As Chaves put it, “We’re seeing this new chapter in the Warrens’ life and in their career. In the early 80s, that was the dawn of the satanic panic and it was also a time in their careers in real life where they’ve become famous and infamous and Lorraine actually became so well-known she started working with police departments and detectives in missing persons cases. That’s one of the threads of the story that we get into.”
Chaves elaborated, “In the 80’s, you had psychics and clairvoyants actually working with detectives, so much that the Department of Justice actually issued this handbook for police departments to work with psychics. You can look on their site and it’s actually archived there, it’s a pdf you can get, and it’s really insane and it’s the backdrop of this movie.”
He added that while they didn’t choose the era as much as follow the events from real life, “I think there’s also something really welcoming about setting a film in that time period because you don’t have cellphones and you don’t have a lot of those distractions that we have now. If you look at a horror movie there’s usually some kind of conceit about ‘Why does the cell phone not work!?’ And it’s kind of just great to kind of tell a story in a time period where you don’t have to worry about that.”
EMBRACING THE EXORCIST
There is a shot in The Devil Made Me Do It’s opening sequence, which can be seen in the film’s trailer, as Father Gordon (Steve Coulter) arrives to perform the exorcism, that is clearly meant as an homage to The Exorcist’s iconic image of Father Merrin walking up to the home in that film.

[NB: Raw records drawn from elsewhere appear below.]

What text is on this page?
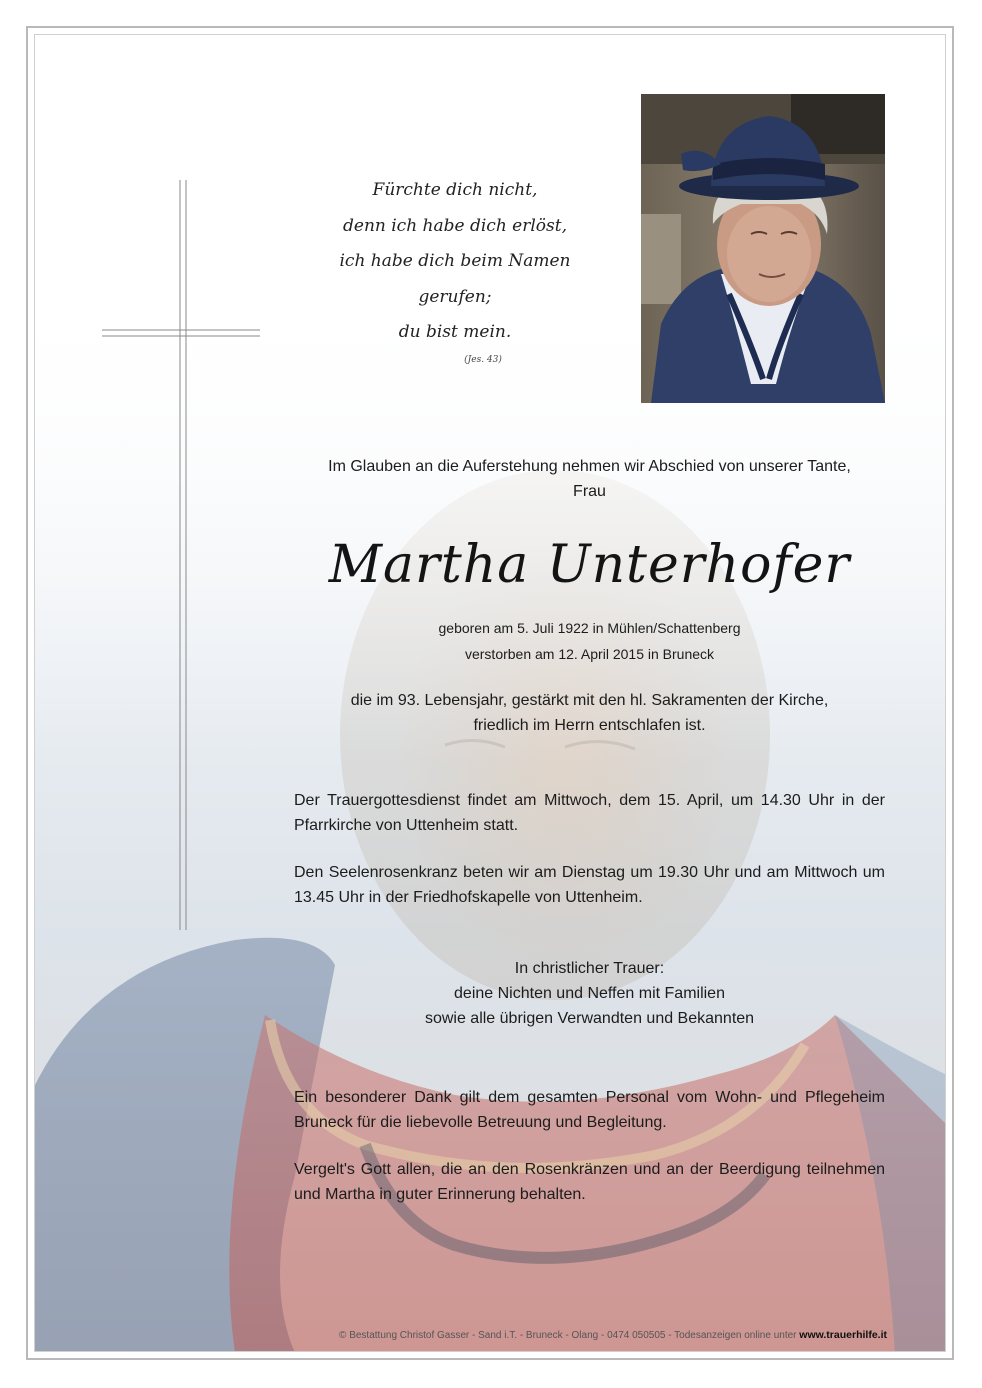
Fürchte dich nicht,
denn ich habe dich erlöst,
ich habe dich beim Namen gerufen;
du bist mein.
(Jes. 43)
Im Glauben an die Auferstehung nehmen wir Abschied von unserer Tante,
Frau
Martha Unterhofer
geboren am 5. Juli 1922 in Mühlen/Schattenberg
verstorben am 12. April 2015 in Bruneck
die im 93. Lebensjahr, gestärkt mit den hl. Sakramenten der Kirche,
friedlich im Herrn entschlafen ist.
Der Trauergottesdienst findet am Mittwoch, dem 15. April, um 14.30 Uhr in der Pfarrkirche von Uttenheim statt.
Den Seelenrosenkranz beten wir am Dienstag um 19.30 Uhr und am Mittwoch um 13.45 Uhr in der Friedhofskapelle von Uttenheim.
In christlicher Trauer:
deine Nichten und Neffen mit Familien
sowie alle übrigen Verwandten und Bekannten
Ein besonderer Dank gilt dem gesamten Personal vom Wohn- und Pflegeheim Bruneck für die liebevolle Betreuung und Begleitung.
Vergelt's Gott allen, die an den Rosenkränzen und an der Beerdigung teilnehmen und Martha in guter Erinnerung behalten.
© Bestattung Christof Gasser - Sand i.T. - Bruneck - Olang - 0474 050505 - Todesanzeigen online unter www.trauerhilfe.it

When I asked Chaves about embracing the fact that if you do an onscreen exorcism, people will think about The Exorcist, he nodded and replied, “it was impossible to dodge that. I think that, from the beginning, The Conjuring movies are these love letters to horror cinema. You can see so much of The Changeling in the first Conjuring. I was like ‘We can’t do an exorcism, especially the exorcism of a young child. without doing a little bit of a nod to [The Exorcist].”
Chaves actually then began to second guess himself, explaining, “It’s funny, because I was about to take it out. It was right before a screening and I was about to take it out because I was like, ‘Oh, it’s too much on the nose. That’s almost too bold of a move.’ But I left it in and I’m really glad I did because after the screening, I think the people who know and love that movie really responded to it because I think it’s a conversation. This is kind of a conversation with horror fans. We acknowledge our past and we’re also kind of referencing that [past] with these movies.”
The Conjuring: The Devil Made Me Do It debuts June 4th in theaters and on HBO Max.